Um estudo liderado por Maria Carmo-Fonseca no GIMM ajudou a esclarecer uma das principais limitações das células musculares cardíacas cultivadas em laboratório. Essas células são amplamente utilizadas em todo o mundo para pesquisar doenças cardíacas e testar novos medicamentos. Embora permitam o estudo do coração humano sem procedimentos invasivos ou modelos animais, elas ainda não replicam totalmente as características das células musculares cardíacas reais, o que pode prejudicar a precisão de certos estudos.
“Essas células são extremamente úteis, mas ainda se comportam como células muito imaturas”, explica a pesquisadora. “Queríamos entender exatamente o que elas precisam para atingir o mesmo estágio de desenvolvimento das células no coração humano.”
O estudo, publicado hoje na revista "Stem Cell Reports", fornece pela primeira vez uma imagem detalhada do desenvolvimento do coração humano, desde os estágios iniciais até a idade adulta. Ao analisar esse processo natural, os pesquisadores compararam – com um nível de detalhe sem precedentes – o comportamento das células musculares cardíacas humanas com o das células geradas em laboratório a partir de células-tronco.
A equipe descobriu que as células musculares cardíacas cultivadas em laboratório permanecem em um estágio imaturo e não completam várias etapas fundamentais do desenvolvimento do coração humano. Eles identificaram alterações em mecanismos essenciais da função celular, responsáveis pela ativação e coordenação corretas das instruções genéticas.

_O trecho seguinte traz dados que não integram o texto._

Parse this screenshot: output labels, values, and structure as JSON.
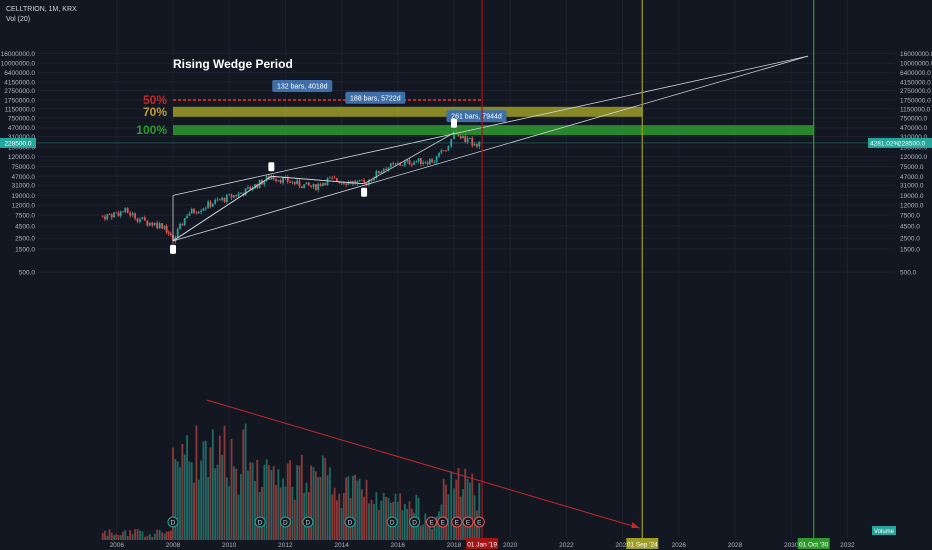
{
  "header": {
    "symbol_line": "CELLTRION, 1M, KRX",
    "vol_line": "Vol (20)"
  },
  "annotations": {
    "pattern_title": "Rising Wedge Period",
    "level_50": "50%",
    "level_70": "70%",
    "level_100": "100%",
    "measure_50": "132 bars, 4018d",
    "measure_70": "188 bars, 5722d",
    "measure_100": "261 bars, 7944d",
    "marker_2019": "01 Jan '19",
    "marker_2024": "01 Sep '24",
    "marker_2030": "01 Oct '30",
    "last_price": "228500.0",
    "change_pct": "4281.02%",
    "volume_label": "Volume",
    "dividend_letter": "D",
    "earnings_letter": "E"
  },
  "colors": {
    "background": "#131722",
    "up": "#26a69a",
    "down": "#ef5350",
    "up_volume": "#1f6b64",
    "down_volume": "#8c3a39",
    "level_50": "#c62828",
    "level_70": "#9e9d24",
    "level_100": "#2e9a2e",
    "marker_2019": "#a31515",
    "marker_2024": "#9e9d24",
    "marker_2030": "#2e9a2e",
    "measure_box": "#3f6fa8",
    "price_tag": "#26a69a"
  },
  "chart_data": {
    "type": "candlestick",
    "title": "CELLTRION, 1M, KRX",
    "price_scale": "log",
    "y_ticks": [
      "16000000.0",
      "10000000.0",
      "6400000.0",
      "4150000.0",
      "2750000.0",
      "1750000.0",
      "1150000.0",
      "750000.0",
      "470000.0",
      "310000.0",
      "190000.0",
      "120000.0",
      "75000.0",
      "47000.0",
      "31000.0",
      "19000.0",
      "12000.0",
      "7500.0",
      "4500.0",
      "2500.0",
      "1500.0",
      "500.0"
    ],
    "x_ticks": [
      "2006",
      "2008",
      "2010",
      "2012",
      "2014",
      "2016",
      "2018",
      "2020",
      "2022",
      "2024",
      "2026",
      "2028",
      "2030",
      "2032"
    ],
    "last_price": 228500,
    "change_pct": 4281.02,
    "price_path": [
      {
        "x": 2005.5,
        "close": 7000
      },
      {
        "x": 2006.3,
        "close": 9000
      },
      {
        "x": 2007.0,
        "close": 5500
      },
      {
        "x": 2007.7,
        "close": 4500
      },
      {
        "x": 2008.0,
        "close": 2200
      },
      {
        "x": 2008.5,
        "close": 8000
      },
      {
        "x": 2009.5,
        "close": 14000
      },
      {
        "x": 2010.5,
        "close": 22000
      },
      {
        "x": 2011.5,
        "close": 47000
      },
      {
        "x": 2012.5,
        "close": 32000
      },
      {
        "x": 2013.0,
        "close": 28000
      },
      {
        "x": 2013.5,
        "close": 40000
      },
      {
        "x": 2014.0,
        "close": 38000
      },
      {
        "x": 2014.8,
        "close": 33000
      },
      {
        "x": 2015.5,
        "close": 70000
      },
      {
        "x": 2016.5,
        "close": 95000
      },
      {
        "x": 2017.3,
        "close": 100000
      },
      {
        "x": 2017.8,
        "close": 200000
      },
      {
        "x": 2018.0,
        "close": 370000
      },
      {
        "x": 2018.4,
        "close": 260000
      },
      {
        "x": 2018.9,
        "close": 228500
      }
    ],
    "volume_peak_year": 2009.2,
    "levels": [
      {
        "label": "50%",
        "price": 1750000,
        "x_start": 2008,
        "x_end": 2019
      },
      {
        "label": "70%",
        "price": 1000000,
        "x_start": 2008,
        "x_end": 2024.7
      },
      {
        "label": "100%",
        "price": 420000,
        "x_start": 2008,
        "x_end": 2030.8
      }
    ],
    "vertical_markers": [
      {
        "label": "01 Jan '19",
        "x": 2019.0
      },
      {
        "label": "01 Sep '24",
        "x": 2024.7
      },
      {
        "label": "01 Oct '30",
        "x": 2030.8
      }
    ]
  }
}
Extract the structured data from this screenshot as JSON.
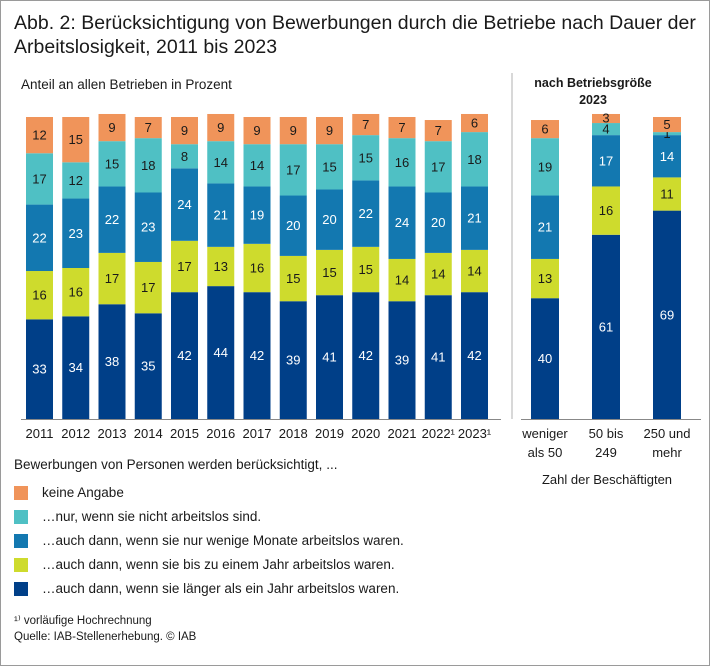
{
  "chart_data": {
    "type": "bar",
    "stacked": true,
    "title": "Abb. 2: Berücksichtigung von Bewerbungen durch die Betriebe nach Dauer der Arbeitslosigkeit, 2011 bis 2023",
    "ylabel": "Anteil an allen Betrieben in Prozent",
    "ylim": [
      0,
      100
    ],
    "colors": {
      "keine_angabe": "#f0945a",
      "nicht_arbeitslos": "#4fc0c4",
      "wenige_monate": "#1378b0",
      "bis_ein_jahr": "#cedb2d",
      "laenger_ein_jahr": "#003f88"
    },
    "groups": [
      {
        "name": "years",
        "categories": [
          "2011",
          "2012",
          "2013",
          "2014",
          "2015",
          "2016",
          "2017",
          "2018",
          "2019",
          "2020",
          "2021",
          "2022¹",
          "2023¹"
        ],
        "series": [
          {
            "key": "laenger_ein_jahr",
            "values": [
              33,
              34,
              38,
              35,
              42,
              44,
              42,
              39,
              41,
              42,
              39,
              41,
              42
            ]
          },
          {
            "key": "bis_ein_jahr",
            "values": [
              16,
              16,
              17,
              17,
              17,
              13,
              16,
              15,
              15,
              15,
              14,
              14,
              14
            ]
          },
          {
            "key": "wenige_monate",
            "values": [
              22,
              23,
              22,
              23,
              24,
              21,
              19,
              20,
              20,
              22,
              24,
              20,
              21
            ]
          },
          {
            "key": "nicht_arbeitslos",
            "values": [
              17,
              12,
              15,
              18,
              8,
              14,
              14,
              17,
              15,
              15,
              16,
              17,
              18
            ]
          },
          {
            "key": "keine_angabe",
            "values": [
              12,
              15,
              9,
              7,
              9,
              9,
              9,
              9,
              9,
              7,
              7,
              7,
              6
            ]
          }
        ]
      },
      {
        "name": "size",
        "heading": "nach Betriebsgröße 2023",
        "categories": [
          "weniger als 50",
          "50 bis 249",
          "250 und mehr"
        ],
        "category_lines": [
          [
            "weniger",
            "als 50"
          ],
          [
            "50 bis",
            "249"
          ],
          [
            "250 und",
            "mehr"
          ]
        ],
        "xlabel": "Zahl der Beschäftigten",
        "series": [
          {
            "key": "laenger_ein_jahr",
            "values": [
              40,
              61,
              69
            ]
          },
          {
            "key": "bis_ein_jahr",
            "values": [
              13,
              16,
              11
            ]
          },
          {
            "key": "wenige_monate",
            "values": [
              21,
              17,
              14
            ]
          },
          {
            "key": "nicht_arbeitslos",
            "values": [
              19,
              4,
              1
            ]
          },
          {
            "key": "keine_angabe",
            "values": [
              6,
              3,
              5
            ]
          }
        ]
      }
    ],
    "legend": {
      "title": "Bewerbungen von Personen werden berücksichtigt, ...",
      "items": [
        {
          "key": "keine_angabe",
          "label": "keine Angabe"
        },
        {
          "key": "nicht_arbeitslos",
          "label": "…nur, wenn sie nicht arbeitslos sind."
        },
        {
          "key": "wenige_monate",
          "label": "…auch dann, wenn sie nur wenige Monate arbeitslos waren."
        },
        {
          "key": "bis_ein_jahr",
          "label": "…auch dann, wenn sie bis zu einem Jahr arbeitslos waren."
        },
        {
          "key": "laenger_ein_jahr",
          "label": "…auch dann, wenn sie länger als ein Jahr arbeitslos waren."
        }
      ]
    }
  },
  "footnote": "¹⁾ vorläufige Hochrechnung",
  "source": "Quelle: IAB-Stellenerhebung. © IAB"
}
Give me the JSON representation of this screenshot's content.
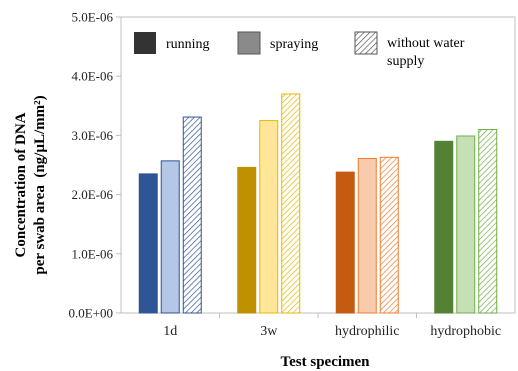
{
  "chart_data": {
    "type": "bar",
    "title": "",
    "xlabel": "Test specimen",
    "ylabel_line1": "Concentration of DNA",
    "ylabel_line2": "per swab area  (ng/µL/mm²)",
    "categories": [
      "1d",
      "3w",
      "hydrophilic",
      "hydrophobic"
    ],
    "ylim": [
      0,
      5e-06
    ],
    "yticks": [
      0,
      1e-06,
      2e-06,
      3e-06,
      4e-06,
      5e-06
    ],
    "ytick_labels": [
      "0.0E+00",
      "1.0E-06",
      "2.0E-06",
      "3.0E-06",
      "4.0E-06",
      "5.0E-06"
    ],
    "grid": false,
    "legend_position": "top",
    "series": [
      {
        "name": "running",
        "pattern": "solid",
        "values": [
          2.35e-06,
          2.46e-06,
          2.38e-06,
          2.9e-06
        ]
      },
      {
        "name": "spraying",
        "pattern": "light",
        "values": [
          2.57e-06,
          3.25e-06,
          2.61e-06,
          2.99e-06
        ]
      },
      {
        "name": "without water supply",
        "pattern": "hatched",
        "values": [
          3.31e-06,
          3.7e-06,
          2.63e-06,
          3.1e-06
        ]
      }
    ],
    "legend_labels": [
      "running",
      "spraying",
      "without water",
      "supply"
    ],
    "legend_colors": [
      "#333333",
      "#8a8a8a",
      "#aaaaaa"
    ],
    "category_colors": {
      "dark": [
        "#2f5597",
        "#bf9000",
        "#c55a11",
        "#548235"
      ],
      "light": [
        "#b4c7e7",
        "#ffe699",
        "#f8cbad",
        "#c5e0b4"
      ],
      "stroke": [
        "#2f5597",
        "#e6b800",
        "#ed7d31",
        "#70ad47"
      ]
    }
  }
}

“Observamos diferenças muito claras em processos que são fundamentais para a função de uma célula cardíaca”, diz Maria Carmo-Fonseca. “Saber exatamente onde essas diferenças residem nos permite começar a corrigi-las.”
Com base nessas descobertas, o grupo de pesquisa desenvolveu um mapa de referência que descreve detalhadamente como as células musculares cardíacas humanas mudam durante seu desenvolvimento. Este mapa serve como um padrão de comparação, permitindo que os cientistas avaliem se as células musculares cardíacas cultivadas em laboratório estão se desenvolvendo adequadamente ou se ainda exibem características excessivamente imaturas.
Esta nova referência ajudará pesquisadores em todo o mundo a melhorar os modelos usados para estudar doenças cardíacas, tornando-os mais realistas e aumentando a confiabilidade dos testes realizados com essas células.
„Essencialmente, desenvolvemos um guia que mostra o que já é bom em células de músculo cardíaco cultivadas em laboratório e o que ainda falta“, explica Maria Carmo-Fonseca. „Isso permite determinar se uma célula é realmente adequada como modelo de doença. O objetivo principal é que esses modelos se aproximem o máximo possível do coração humano, para que possamos desenvolver terapias melhores.“
Esse avanço abre caminho para pesquisas mais rigorosas e métodos de tratamento mais eficazes no futuro, especialmente na área da cardiologia de precisão.